Four months of PR has been sitting here like a physical representation of my guilt, and I’m finally unboxing it. 🥲 If you’ve ever looked at your life and thought “why can’t I just do the simple thing everyone else does,” hi, that’s been me.
I live with disabilities and chronic pain, and it affects my day to day more than I talk about. Sometimes my body taps out, sometimes my brain taps out, and then imposter syndrome shows up like “who do you think you are getting all this beautiful product.” 😣
It’s this messy loop of pain, shame, and perfectionism where I’d rather disappear than show up imperfectly, and the result is… me avoiding the very thing I’m grateful for. 😞
To the brands who sent these packages and believed in me, thank you. 🙏🏻 I see the generosity and trust behind every box, and I’m sorry I didn’t honor it in real time. And to my girls who are always in my comments and DMs making me feel safe to be human, thank you for giving me my spark back. 🫶🏻
This video is me choosing honesty over hiding, and choosing progress over shame.

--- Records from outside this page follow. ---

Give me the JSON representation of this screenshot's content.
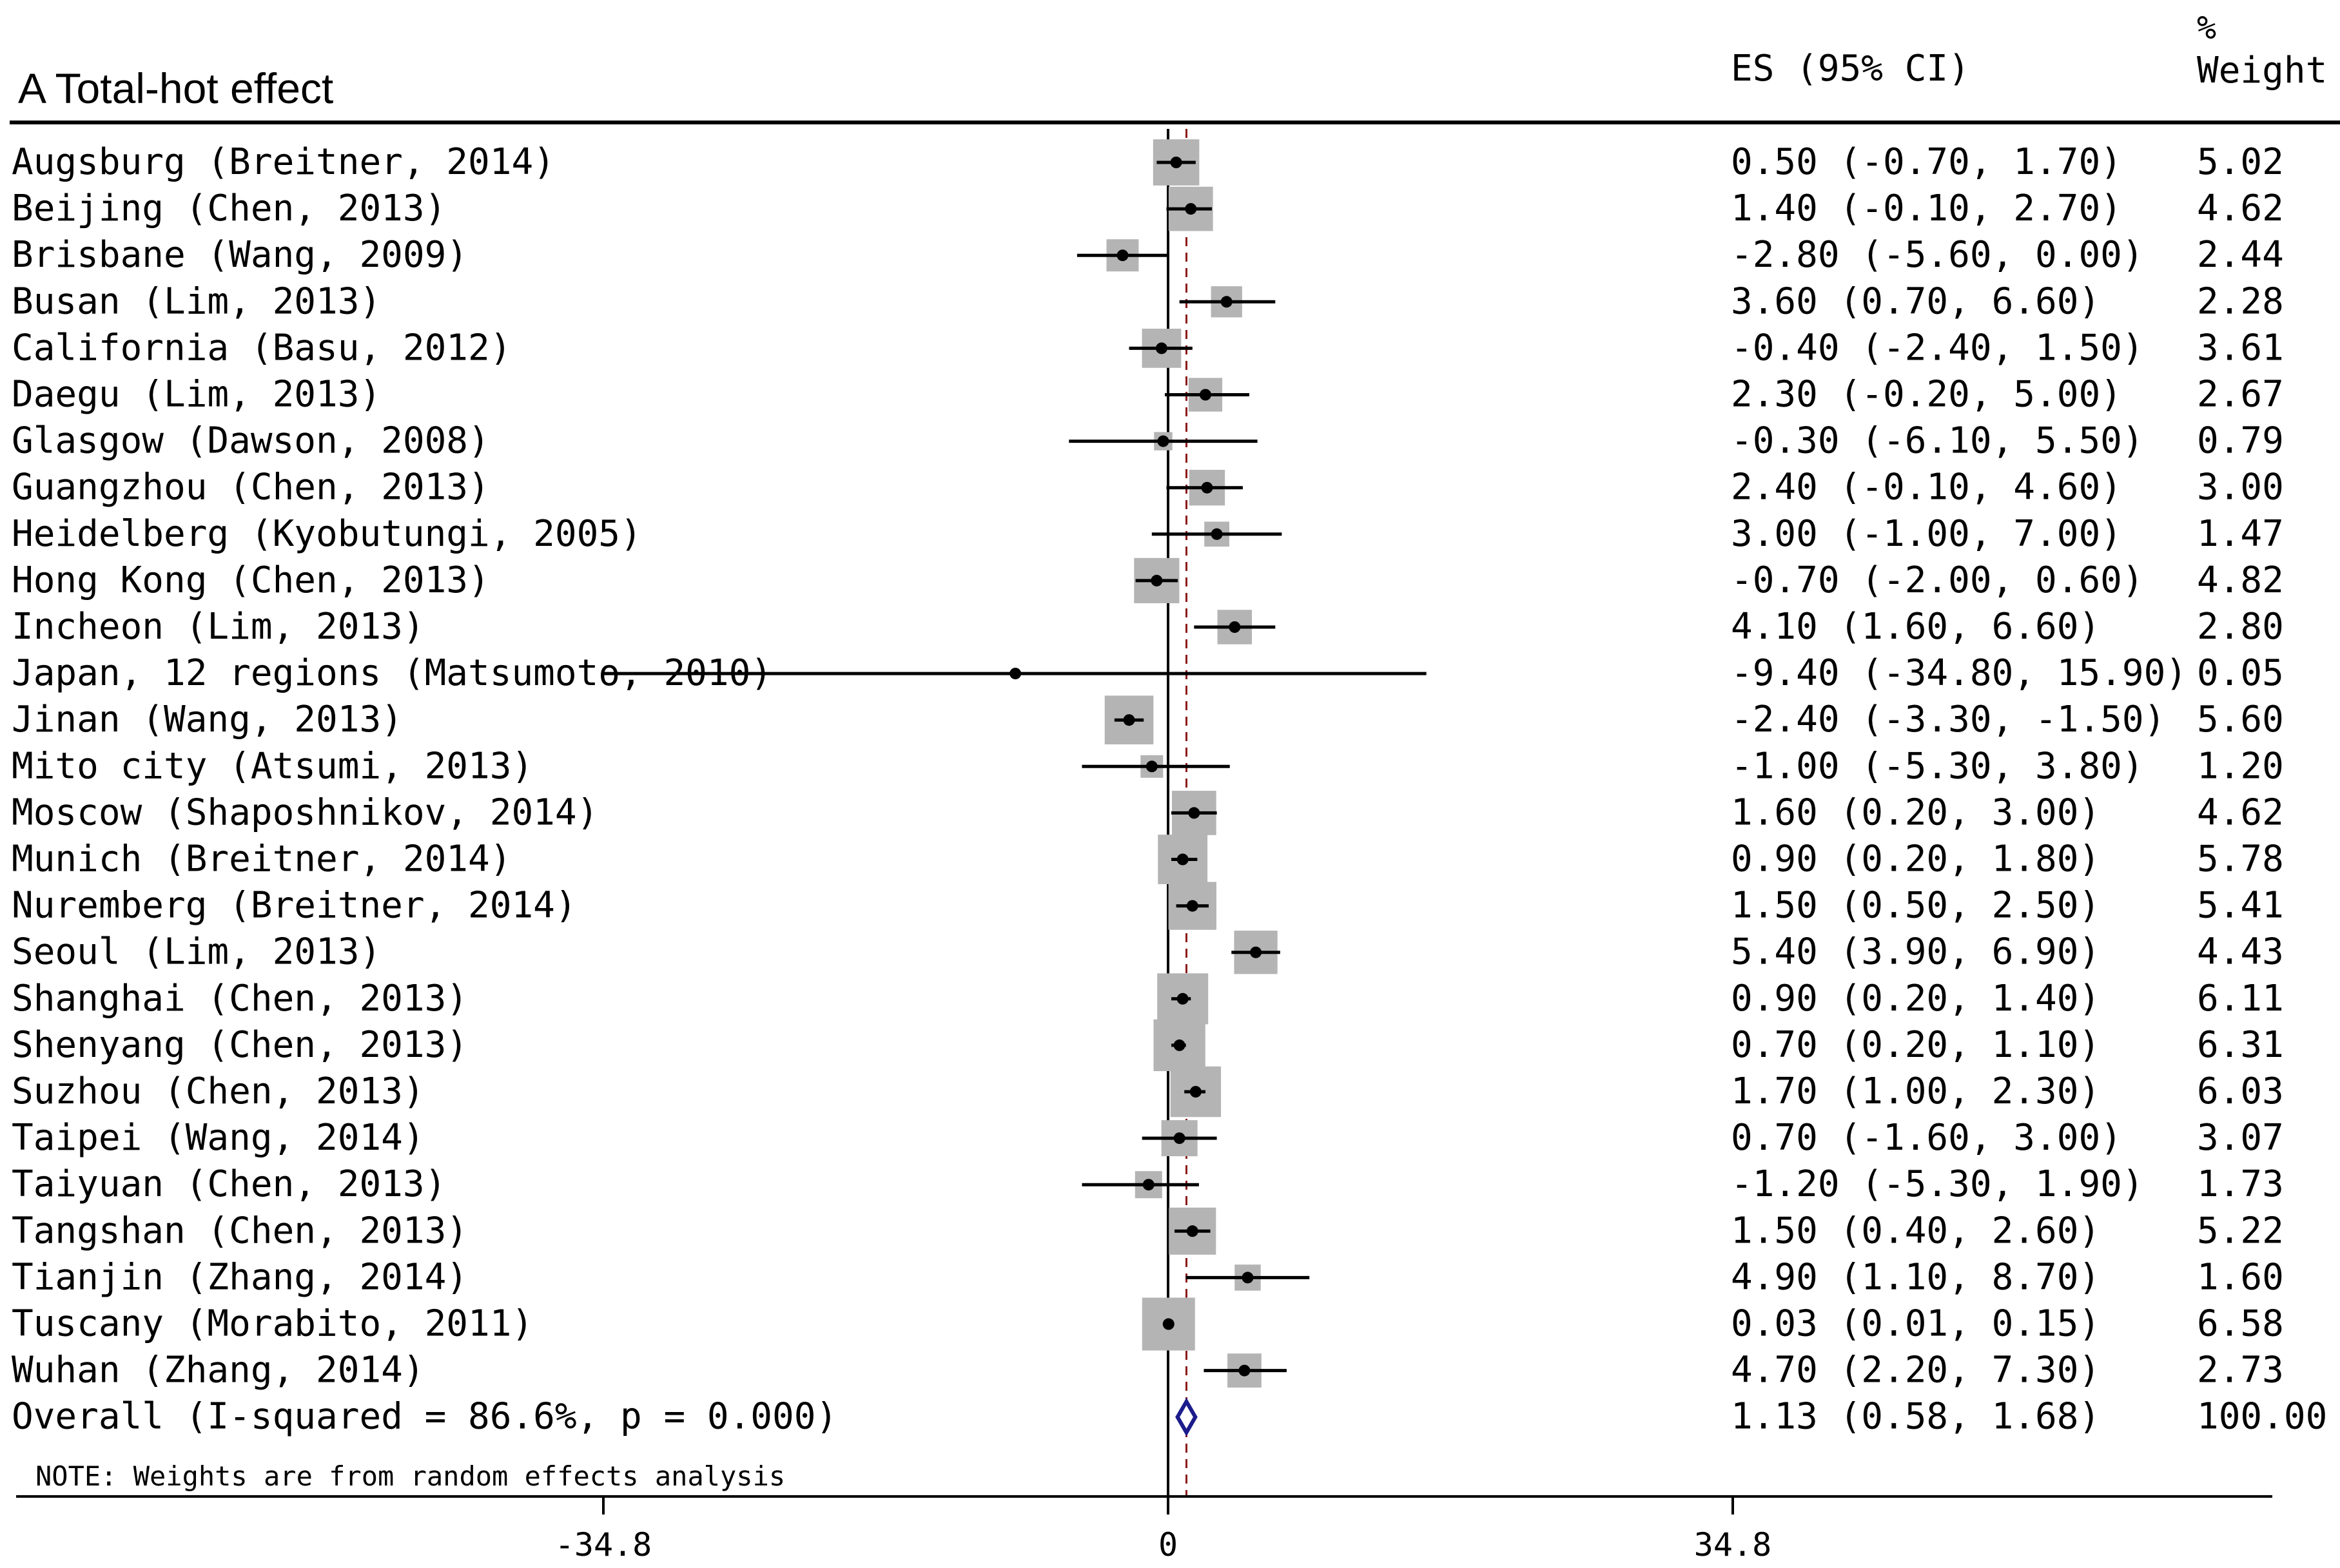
{
  "chart_data": {
    "type": "forest",
    "title": "A Total-hot effect",
    "col_es_header": "ES (95% CI)",
    "col_weight_header_line1": "%",
    "col_weight_header_line2": "Weight",
    "note": "NOTE: Weights are from random effects analysis",
    "xlim": [
      -34.8,
      34.8
    ],
    "ticks": [
      {
        "value": -34.8,
        "label": "-34.8"
      },
      {
        "value": 0,
        "label": "0"
      },
      {
        "value": 34.8,
        "label": "34.8"
      }
    ],
    "studies": [
      {
        "label": "Augsburg  (Breitner, 2014)",
        "es": 0.5,
        "lo": -0.7,
        "hi": 1.7,
        "es_text": "0.50 (-0.70, 1.70)",
        "weight": 5.02,
        "weight_text": "5.02"
      },
      {
        "label": "Beijing (Chen, 2013)",
        "es": 1.4,
        "lo": -0.1,
        "hi": 2.7,
        "es_text": "1.40 (-0.10, 2.70)",
        "weight": 4.62,
        "weight_text": "4.62"
      },
      {
        "label": "Brisbane (Wang, 2009)",
        "es": -2.8,
        "lo": -5.6,
        "hi": 0.0,
        "es_text": "-2.80 (-5.60, 0.00)",
        "weight": 2.44,
        "weight_text": "2.44"
      },
      {
        "label": "Busan (Lim, 2013)",
        "es": 3.6,
        "lo": 0.7,
        "hi": 6.6,
        "es_text": "3.60 (0.70, 6.60)",
        "weight": 2.28,
        "weight_text": "2.28"
      },
      {
        "label": "California (Basu, 2012)",
        "es": -0.4,
        "lo": -2.4,
        "hi": 1.5,
        "es_text": "-0.40 (-2.40, 1.50)",
        "weight": 3.61,
        "weight_text": "3.61"
      },
      {
        "label": "Daegu (Lim, 2013)",
        "es": 2.3,
        "lo": -0.2,
        "hi": 5.0,
        "es_text": "2.30 (-0.20, 5.00)",
        "weight": 2.67,
        "weight_text": "2.67"
      },
      {
        "label": "Glasgow (Dawson, 2008)",
        "es": -0.3,
        "lo": -6.1,
        "hi": 5.5,
        "es_text": "-0.30 (-6.10, 5.50)",
        "weight": 0.79,
        "weight_text": "0.79"
      },
      {
        "label": "Guangzhou (Chen, 2013)",
        "es": 2.4,
        "lo": -0.1,
        "hi": 4.6,
        "es_text": "2.40 (-0.10, 4.60)",
        "weight": 3.0,
        "weight_text": "3.00"
      },
      {
        "label": "Heidelberg  (Kyobutungi, 2005)",
        "es": 3.0,
        "lo": -1.0,
        "hi": 7.0,
        "es_text": "3.00 (-1.00, 7.00)",
        "weight": 1.47,
        "weight_text": "1.47"
      },
      {
        "label": "Hong Kong (Chen, 2013)",
        "es": -0.7,
        "lo": -2.0,
        "hi": 0.6,
        "es_text": "-0.70 (-2.00, 0.60)",
        "weight": 4.82,
        "weight_text": "4.82"
      },
      {
        "label": "Incheon (Lim, 2013)",
        "es": 4.1,
        "lo": 1.6,
        "hi": 6.6,
        "es_text": "4.10 (1.60, 6.60)",
        "weight": 2.8,
        "weight_text": "2.80"
      },
      {
        "label": "Japan, 12 regions (Matsumoto, 2010)",
        "es": -9.4,
        "lo": -34.8,
        "hi": 15.9,
        "es_text": "-9.40 (-34.80, 15.90)",
        "weight": 0.05,
        "weight_text": "0.05"
      },
      {
        "label": "Jinan (Wang, 2013)",
        "es": -2.4,
        "lo": -3.3,
        "hi": -1.5,
        "es_text": "-2.40 (-3.30, -1.50)",
        "weight": 5.6,
        "weight_text": "5.60"
      },
      {
        "label": "Mito city (Atsumi, 2013)",
        "es": -1.0,
        "lo": -5.3,
        "hi": 3.8,
        "es_text": "-1.00 (-5.30, 3.80)",
        "weight": 1.2,
        "weight_text": "1.20"
      },
      {
        "label": "Moscow (Shaposhnikov, 2014)",
        "es": 1.6,
        "lo": 0.2,
        "hi": 3.0,
        "es_text": "1.60 (0.20, 3.00)",
        "weight": 4.62,
        "weight_text": "4.62"
      },
      {
        "label": "Munich (Breitner, 2014)",
        "es": 0.9,
        "lo": 0.2,
        "hi": 1.8,
        "es_text": "0.90 (0.20, 1.80)",
        "weight": 5.78,
        "weight_text": "5.78"
      },
      {
        "label": "Nuremberg (Breitner, 2014)",
        "es": 1.5,
        "lo": 0.5,
        "hi": 2.5,
        "es_text": "1.50 (0.50, 2.50)",
        "weight": 5.41,
        "weight_text": "5.41"
      },
      {
        "label": "Seoul (Lim, 2013)",
        "es": 5.4,
        "lo": 3.9,
        "hi": 6.9,
        "es_text": "5.40 (3.90, 6.90)",
        "weight": 4.43,
        "weight_text": "4.43"
      },
      {
        "label": "Shanghai (Chen, 2013)",
        "es": 0.9,
        "lo": 0.2,
        "hi": 1.4,
        "es_text": "0.90 (0.20, 1.40)",
        "weight": 6.11,
        "weight_text": "6.11"
      },
      {
        "label": "Shenyang (Chen, 2013)",
        "es": 0.7,
        "lo": 0.2,
        "hi": 1.1,
        "es_text": "0.70 (0.20, 1.10)",
        "weight": 6.31,
        "weight_text": "6.31"
      },
      {
        "label": "Suzhou (Chen, 2013)",
        "es": 1.7,
        "lo": 1.0,
        "hi": 2.3,
        "es_text": "1.70 (1.00, 2.30)",
        "weight": 6.03,
        "weight_text": "6.03"
      },
      {
        "label": "Taipei (Wang, 2014)",
        "es": 0.7,
        "lo": -1.6,
        "hi": 3.0,
        "es_text": "0.70 (-1.60, 3.00)",
        "weight": 3.07,
        "weight_text": "3.07"
      },
      {
        "label": "Taiyuan (Chen, 2013)",
        "es": -1.2,
        "lo": -5.3,
        "hi": 1.9,
        "es_text": "-1.20 (-5.30, 1.90)",
        "weight": 1.73,
        "weight_text": "1.73"
      },
      {
        "label": "Tangshan (Chen, 2013)",
        "es": 1.5,
        "lo": 0.4,
        "hi": 2.6,
        "es_text": "1.50 (0.40, 2.60)",
        "weight": 5.22,
        "weight_text": "5.22"
      },
      {
        "label": "Tianjin (Zhang, 2014)",
        "es": 4.9,
        "lo": 1.1,
        "hi": 8.7,
        "es_text": "4.90 (1.10, 8.70)",
        "weight": 1.6,
        "weight_text": "1.60"
      },
      {
        "label": "Tuscany (Morabito, 2011)",
        "es": 0.03,
        "lo": 0.01,
        "hi": 0.15,
        "es_text": "0.03 (0.01, 0.15)",
        "weight": 6.58,
        "weight_text": "6.58"
      },
      {
        "label": "Wuhan (Zhang, 2014)",
        "es": 4.7,
        "lo": 2.2,
        "hi": 7.3,
        "es_text": "4.70 (2.20, 7.30)",
        "weight": 2.73,
        "weight_text": "2.73"
      }
    ],
    "overall": {
      "label": "Overall  (I-squared = 86.6%, p = 0.000)",
      "es": 1.13,
      "lo": 0.58,
      "hi": 1.68,
      "es_text": "1.13 (0.58, 1.68)",
      "weight_text": "100.00"
    },
    "colors": {
      "box": "#b4b4b4",
      "line": "#000000",
      "diamond": "#1c1c8c",
      "overall_line": "#8b1a1a"
    }
  }
}
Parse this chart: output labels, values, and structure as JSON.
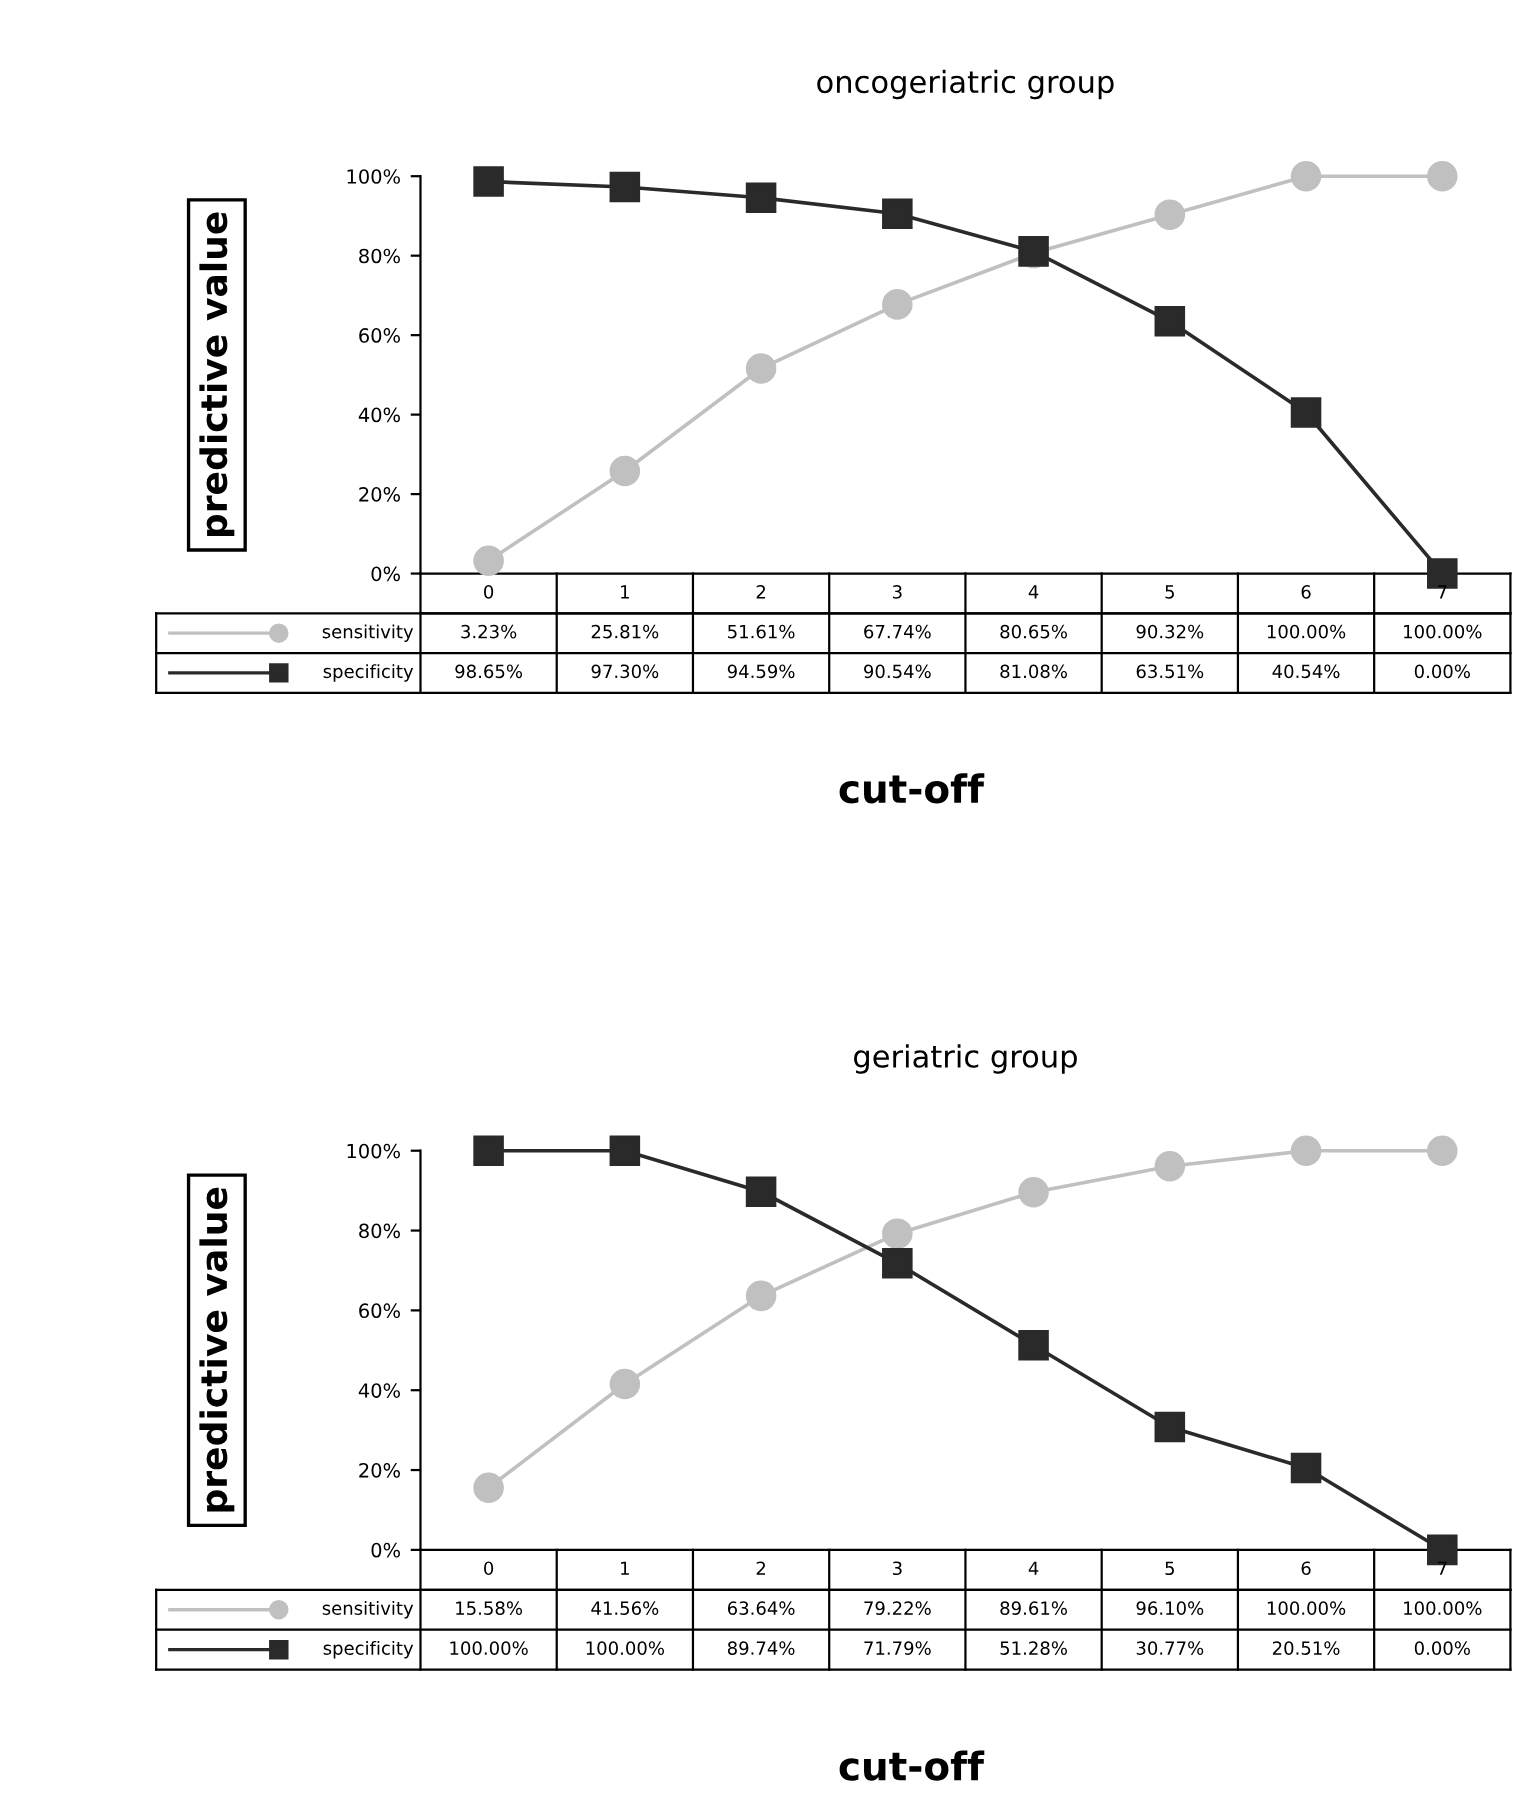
{
  "chart_data": [
    {
      "type": "line",
      "title": "oncogeriatric group",
      "xlabel": "cut-off",
      "ylabel": "predictive value",
      "categories": [
        "0",
        "1",
        "2",
        "3",
        "4",
        "5",
        "6",
        "7"
      ],
      "ylim": [
        0,
        100
      ],
      "yticks": [
        {
          "value": 0,
          "label": "0%"
        },
        {
          "value": 20,
          "label": "20%"
        },
        {
          "value": 40,
          "label": "40%"
        },
        {
          "value": 60,
          "label": "60%"
        },
        {
          "value": 80,
          "label": "80%"
        },
        {
          "value": 100,
          "label": "100%"
        }
      ],
      "legend": "bottom",
      "grid": false,
      "series": [
        {
          "name": "sensitivity",
          "color": "#c0c0c0",
          "marker": "circle",
          "values": [
            3.23,
            25.81,
            51.61,
            67.74,
            80.65,
            90.32,
            100.0,
            100.0
          ],
          "value_labels": [
            "3.23%",
            "25.81%",
            "51.61%",
            "67.74%",
            "80.65%",
            "90.32%",
            "100.00%",
            "100.00%"
          ]
        },
        {
          "name": "specificity",
          "color": "#2a2a2a",
          "marker": "square",
          "values": [
            98.65,
            97.3,
            94.59,
            90.54,
            81.08,
            63.51,
            40.54,
            0.0
          ],
          "value_labels": [
            "98.65%",
            "97.30%",
            "94.59%",
            "90.54%",
            "81.08%",
            "63.51%",
            "40.54%",
            "0.00%"
          ]
        }
      ]
    },
    {
      "type": "line",
      "title": "geriatric group",
      "xlabel": "cut-off",
      "ylabel": "predictive value",
      "categories": [
        "0",
        "1",
        "2",
        "3",
        "4",
        "5",
        "6",
        "7"
      ],
      "ylim": [
        0,
        100
      ],
      "yticks": [
        {
          "value": 0,
          "label": "0%"
        },
        {
          "value": 20,
          "label": "20%"
        },
        {
          "value": 40,
          "label": "40%"
        },
        {
          "value": 60,
          "label": "60%"
        },
        {
          "value": 80,
          "label": "80%"
        },
        {
          "value": 100,
          "label": "100%"
        }
      ],
      "legend": "bottom",
      "grid": false,
      "series": [
        {
          "name": "sensitivity",
          "color": "#c0c0c0",
          "marker": "circle",
          "values": [
            15.58,
            41.56,
            63.64,
            79.22,
            89.61,
            96.1,
            100.0,
            100.0
          ],
          "value_labels": [
            "15.58%",
            "41.56%",
            "63.64%",
            "79.22%",
            "89.61%",
            "96.10%",
            "100.00%",
            "100.00%"
          ]
        },
        {
          "name": "specificity",
          "color": "#2a2a2a",
          "marker": "square",
          "values": [
            100.0,
            100.0,
            89.74,
            71.79,
            51.28,
            30.77,
            20.51,
            0.0
          ],
          "value_labels": [
            "100.00%",
            "100.00%",
            "89.74%",
            "71.79%",
            "51.28%",
            "30.77%",
            "20.51%",
            "0.00%"
          ]
        }
      ]
    }
  ]
}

I’m not trying to be the “perfect” creator anymore, I’m trying to be a real one. 🩷
If you relate to the chronic guilt of being behind on life, tell me what you’ve been avoiding lately so we can all exhale together. 😮💨
Thank you brands for these gifted products:
@rarebeauty
@winky_lux
@fableengland
@naturium
@toofaced
@idewcare
@kajabeauty
@immeme_official
@politesocietybeauty
@ffern.co
@littlewordsproject
@oliveandjune
@glamnetic
@cerave
@modernandchic
@rocskincare
@lanebryant
@torrid
@caciqueintimates
@ropedropdesign
#girlhood #chronicillness #chronicpain #chronicillnessawareness
Living with chronic pain and disabilities often means navigating a complicated relationship with productivity and self-worth. I’ve found that avoiding tasks I’m grateful for, like unboxing gifted products, stems from a mix of physical exhaustion and mental battles such as imposter syndrome. The pressure to appear “perfect” online can trap creators in a cycle of guilt and avoidance, especially when managing invisible illnesses. I’ve realized that accepting my limitations doesn’t mean giving up—it's about redefining progress on my own terms. For example, when my chronic pain flares up, I allow myself the grace to rest without feeling ashamed. This mindset shift has helped me reconnect with the joy behind what I create rather than just the output. Sharing this process openly has been therapeutic and empowering. It reminds me and others that being real and imperfect is a form of strength, not weakness. Many brands have supported me generously, trusting my voice despite the ups and downs, and that trust deserves to be honored—not with perfection, but with authenticity. If you’re struggling with similar feelings of being 'behind' or overwhelmed by expectations, know that it’s okay to step back and lean on your community. Your story, just like mine, is valuable, and sometimes pausing to exhale together can reignite the spark needed to move forward.